The “Star Wars” franchise’s first same-sex kiss lasts for only a few seconds as two minor female characters embrace within a celebratory crowd near the end of “The Rise of Skywalker.” But that was a few seconds too long for Singapore, which censored the kiss in the version playing in theaters there.

Singapore’s media regulatory body told the BBC that the omission was made to guarantee the Disney-produced film a teenage-friendly PG-13 rating – and, therefore, a broader audience and revenue base.

“The applicant has omitted a brief scene which under the film classification guidelines would require a higher rating,” a spokesperson told the BBC.

It’s not clear whether the scene has been cut in other countries, as well.

Same-sex marriage is illegal in Singapore. A British colonial-era law still on the books on the island bans same-sex relations between men; sex between women, however, is not criminalized.

Singapore remains socially conservative, but opinions appear to be evolving, according to a 2019 study by the Singapore-based Institute of Policy Studies. The think tank found increasing acceptance of LGBTQ rights and same-sex relationships among Singaporeans polled in 2018 and 2019 compared with those polled in 2013.

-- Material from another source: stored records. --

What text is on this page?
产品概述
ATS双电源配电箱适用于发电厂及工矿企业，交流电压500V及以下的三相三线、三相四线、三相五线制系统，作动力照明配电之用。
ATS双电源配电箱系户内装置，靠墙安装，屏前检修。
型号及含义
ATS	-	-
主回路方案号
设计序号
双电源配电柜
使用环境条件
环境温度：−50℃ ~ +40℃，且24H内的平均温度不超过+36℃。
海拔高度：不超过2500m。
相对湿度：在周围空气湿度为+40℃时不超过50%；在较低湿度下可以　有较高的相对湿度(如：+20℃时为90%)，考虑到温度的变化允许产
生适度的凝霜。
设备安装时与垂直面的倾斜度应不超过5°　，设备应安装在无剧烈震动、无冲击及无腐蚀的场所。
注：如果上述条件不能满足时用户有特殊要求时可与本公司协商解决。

“Overall, Singaporeans remain fairly conservative in their outlook, though there have been distinct shifts on issues surrounding homosexual rights,” the report concluded, noting that the change was strongest among respondents in the 18-to-25 age bracket.

Director J.J. Abrams told the Swedish media channel MovieZine that he included the kiss in the movie specifically to try to boost the representation of same-sex relationships in media.

“It just felt like in this one scene of celebration, it felt like an opportunity to show (a same-sex kiss) without it being heavy-handed or making too loud of a deal,” Abrams said in the interview. “Sort of part of the whole experience was to see a same-sex couple have a moment together that was explicitly saying in this galaxy, everyone is there and is welcome. It doesn’t matter your sexual preference, your race, your species, whether you’re organic, whether you’re synthetic – ‘Star Wars’ is for everyone.”

Singapore did not censor another much-talked-about kiss in “The Rise of Skywalker,” which Abrams has characterized as akin to a kiss between a brother and a sister.